Under the hood, you would have found GM’s 4.6-liter Northstar V8 unit, modified to produce roughly 400 horsepower, instead of its usual 300 hp. Cadillac did this without using any turbocharging or supercharging, which is fine, although the four-speed 4T80 automatic gearbox wasn’t exactly in-tune with the extra power.
Allen reportedly also considered other cars instead of the DeVille, like the Oldsmobile Aurora or the Lexus IS 300, but in the end, he settled on Cadillac’s two-tone beast, which ended up getting custom pistons and a 12.0 to 1 compression ratio, resulting in that extra 98 horsepower.
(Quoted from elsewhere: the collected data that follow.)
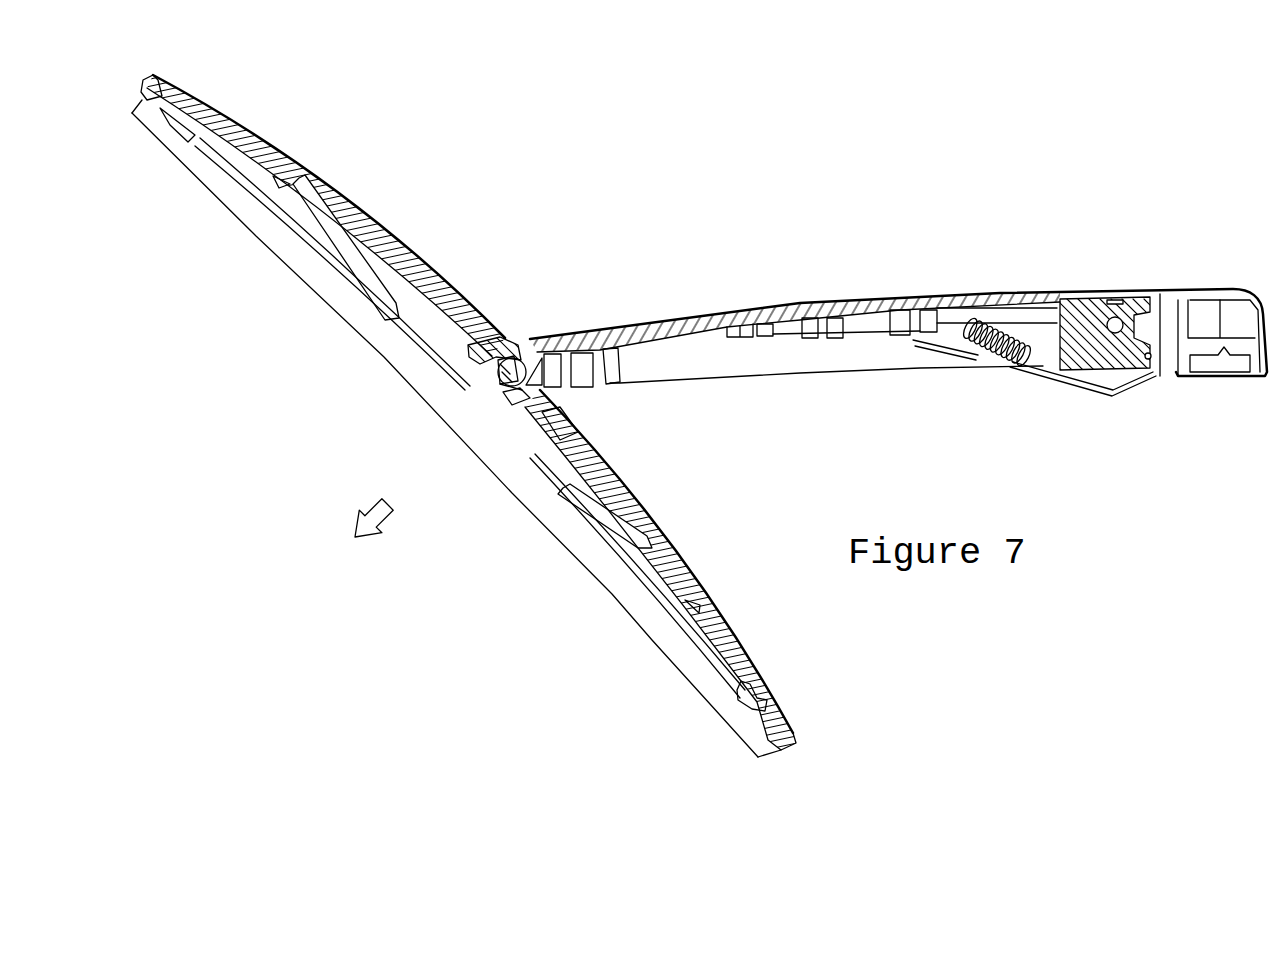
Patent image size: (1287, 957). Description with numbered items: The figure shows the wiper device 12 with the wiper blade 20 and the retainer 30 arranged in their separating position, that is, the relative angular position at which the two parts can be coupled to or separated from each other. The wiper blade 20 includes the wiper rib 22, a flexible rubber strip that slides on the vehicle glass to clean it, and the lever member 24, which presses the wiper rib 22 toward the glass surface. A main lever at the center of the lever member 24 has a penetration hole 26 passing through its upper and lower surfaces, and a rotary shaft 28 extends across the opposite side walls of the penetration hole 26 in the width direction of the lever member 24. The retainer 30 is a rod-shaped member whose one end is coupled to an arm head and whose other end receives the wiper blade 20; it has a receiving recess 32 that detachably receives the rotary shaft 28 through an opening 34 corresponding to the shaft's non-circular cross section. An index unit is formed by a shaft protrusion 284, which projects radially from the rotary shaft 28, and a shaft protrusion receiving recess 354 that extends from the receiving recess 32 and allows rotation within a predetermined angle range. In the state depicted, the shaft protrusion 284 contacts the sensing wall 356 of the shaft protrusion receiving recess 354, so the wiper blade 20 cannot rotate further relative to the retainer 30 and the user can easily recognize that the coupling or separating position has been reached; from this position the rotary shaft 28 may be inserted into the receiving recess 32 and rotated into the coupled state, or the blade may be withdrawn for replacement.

The wiper device 12 is at (783, 205).
The wiper blade 20 is at (437, 268).
The wiper rib 22 is at (332, 291).
The lever member 24 is at (418, 264).
The penetration hole 26 is at (503, 340).
The rotary shaft 28 is at (512, 383).
The retainer 30 is at (654, 316).
The receiving recess 32 is at (512, 400).
The opening 34 is at (502, 383).
The shaft protrusion 284 is at (518, 360).
The shaft protrusion receiving recess 354 is at (493, 360).
The sensing wall 356 is at (580, 380).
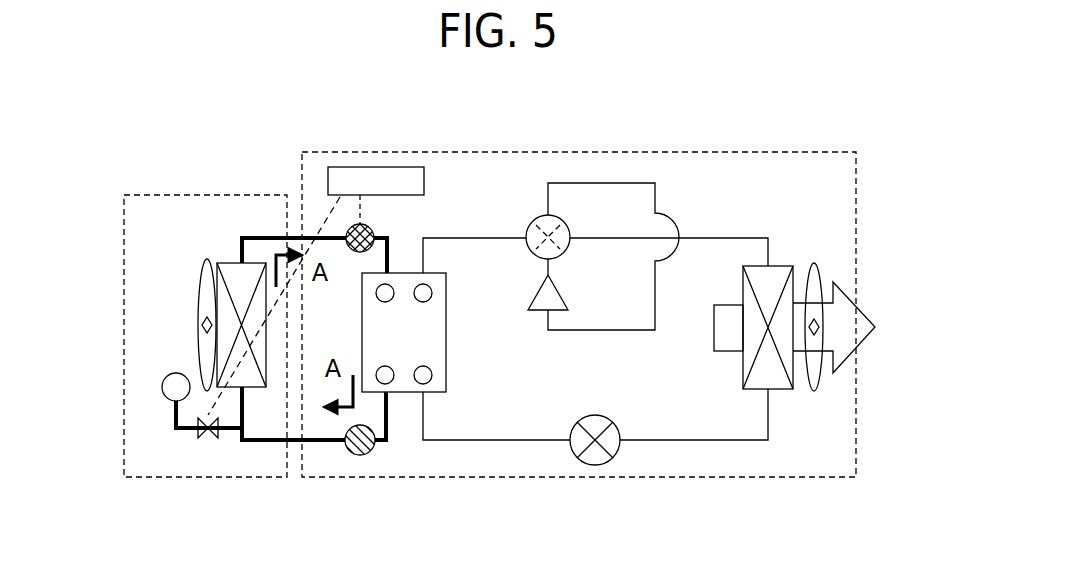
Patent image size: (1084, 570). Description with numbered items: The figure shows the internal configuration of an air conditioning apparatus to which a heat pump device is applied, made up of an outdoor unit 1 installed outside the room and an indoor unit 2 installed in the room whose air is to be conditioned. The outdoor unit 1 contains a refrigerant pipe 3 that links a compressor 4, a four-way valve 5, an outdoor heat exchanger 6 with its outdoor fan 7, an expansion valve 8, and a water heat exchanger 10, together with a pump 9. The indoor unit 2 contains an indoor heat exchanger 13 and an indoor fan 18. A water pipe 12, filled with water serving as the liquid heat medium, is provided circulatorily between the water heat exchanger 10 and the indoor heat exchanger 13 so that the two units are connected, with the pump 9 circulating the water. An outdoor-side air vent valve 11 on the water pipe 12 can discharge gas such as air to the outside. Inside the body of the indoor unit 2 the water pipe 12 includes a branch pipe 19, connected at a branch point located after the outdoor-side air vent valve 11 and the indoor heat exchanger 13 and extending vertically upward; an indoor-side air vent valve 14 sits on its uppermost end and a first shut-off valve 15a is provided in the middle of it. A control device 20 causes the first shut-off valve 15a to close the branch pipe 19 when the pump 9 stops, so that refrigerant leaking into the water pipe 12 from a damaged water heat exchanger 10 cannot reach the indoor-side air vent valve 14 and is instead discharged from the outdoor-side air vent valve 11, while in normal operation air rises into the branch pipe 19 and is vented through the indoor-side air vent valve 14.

The outdoor unit 1 is at (791, 152).
The indoor unit 2 is at (175, 195).
The refrigerant pipe 3 is at (718, 238).
The compressor 4 is at (530, 290).
The four-way valve 5 is at (535, 218).
The outdoor heat exchanger 6 is at (790, 262).
The outdoor fan 7 is at (816, 262).
The expansion valve 8 is at (595, 415).
The pump 9 is at (372, 232).
The water heat exchanger 10 is at (447, 333).
The outdoor-side air vent valve 11 is at (353, 455).
The water pipe 12 is at (300, 445).
The indoor heat exchanger 13 is at (222, 262).
The indoor-side air vent valve 14 is at (172, 374).
The first shut-off valve 15a is at (208, 443).
The indoor fan 18 is at (198, 300).
The branch pipe 19 is at (176, 434).
The control device 20 is at (426, 182).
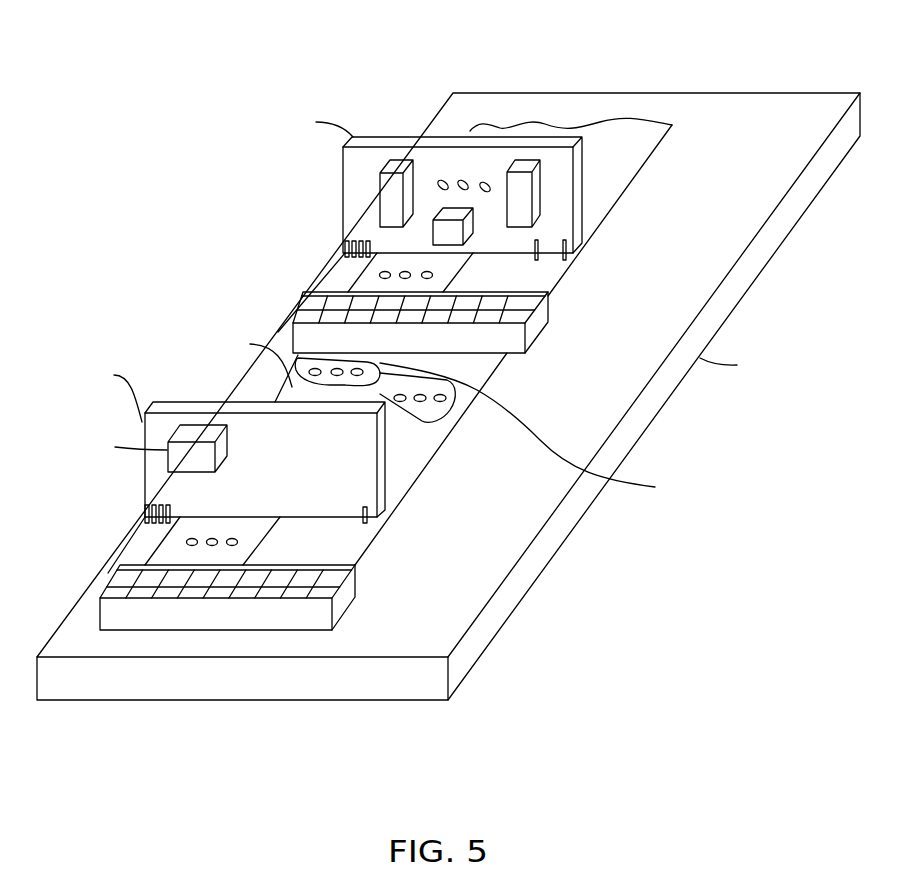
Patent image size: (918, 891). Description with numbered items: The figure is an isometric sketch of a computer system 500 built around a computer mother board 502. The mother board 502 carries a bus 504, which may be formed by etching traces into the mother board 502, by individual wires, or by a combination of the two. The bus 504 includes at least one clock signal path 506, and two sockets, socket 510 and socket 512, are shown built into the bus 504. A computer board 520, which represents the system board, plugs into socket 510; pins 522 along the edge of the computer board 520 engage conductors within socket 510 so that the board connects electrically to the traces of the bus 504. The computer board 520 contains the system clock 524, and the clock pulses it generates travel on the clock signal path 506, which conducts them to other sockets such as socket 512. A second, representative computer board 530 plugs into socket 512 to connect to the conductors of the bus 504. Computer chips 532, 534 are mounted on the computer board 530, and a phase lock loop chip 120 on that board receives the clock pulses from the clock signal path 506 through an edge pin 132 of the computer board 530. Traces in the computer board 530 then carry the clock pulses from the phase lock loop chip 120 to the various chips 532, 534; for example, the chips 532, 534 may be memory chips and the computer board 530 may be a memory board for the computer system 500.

The computer system 500 is at (439, 40).
The computer mother board 502 is at (750, 290).
The bus 504 is at (448, 414).
The clock signal path 506 is at (390, 356).
The socket 510 is at (353, 592).
The socket 512 is at (533, 333).
The computer board 520 is at (152, 402).
The pins 522 is at (145, 520).
The system clock 524 is at (173, 468).
The computer board 530 is at (393, 135).
The computer chip 532 is at (383, 202).
The computer chip 534 is at (518, 170).
The phase lock loop chip 120 is at (463, 243).
The edge pin 132 is at (357, 258).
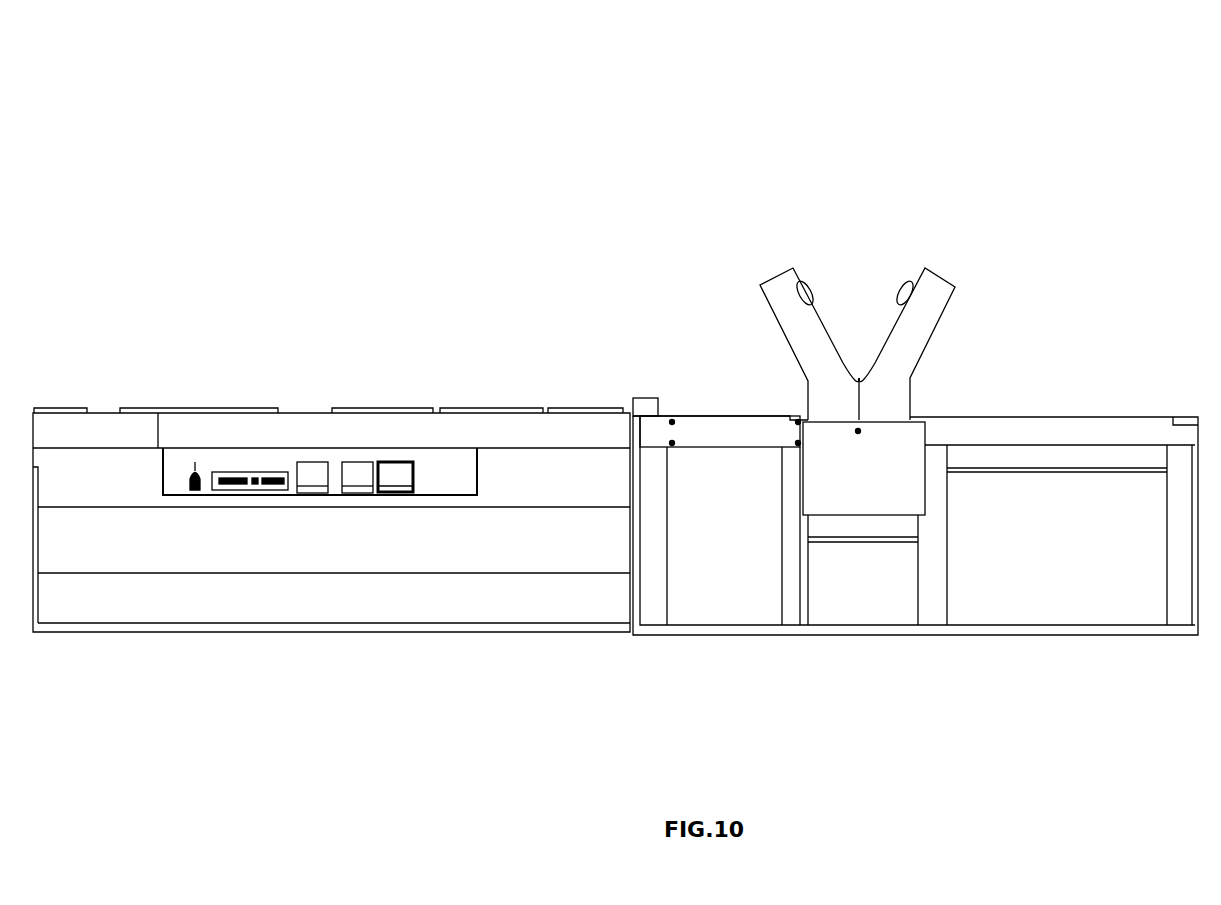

Other highlights included the carbon fiber rocker sills, quad-pipes at the rear, a narrowed rear fascia to accommodate US-only license plates, and a slightly wider brushed-aluminum grille.
The result was a better-looking car, simply put. Compared to a regular DeVille DTSi, this TAD variant looks more planted, more expensive and overall, more dynamic. It’s by no means a “driver’s car”, as Doug DeMuro recently found out, but it’s definitely better to drive than any lesser DeVille.
DeMuro concluded his review by saying just how special he considered this car to be and went as far as to confess that he’d like to purchase one, seen as how they’re extremely rare/exclusive.
We get why he’d want one. A rare car is a cool car, by most people’s definition. On top of that, the DeVille is mighty comfortable to cruise around in, so it should be relaxing to drive too.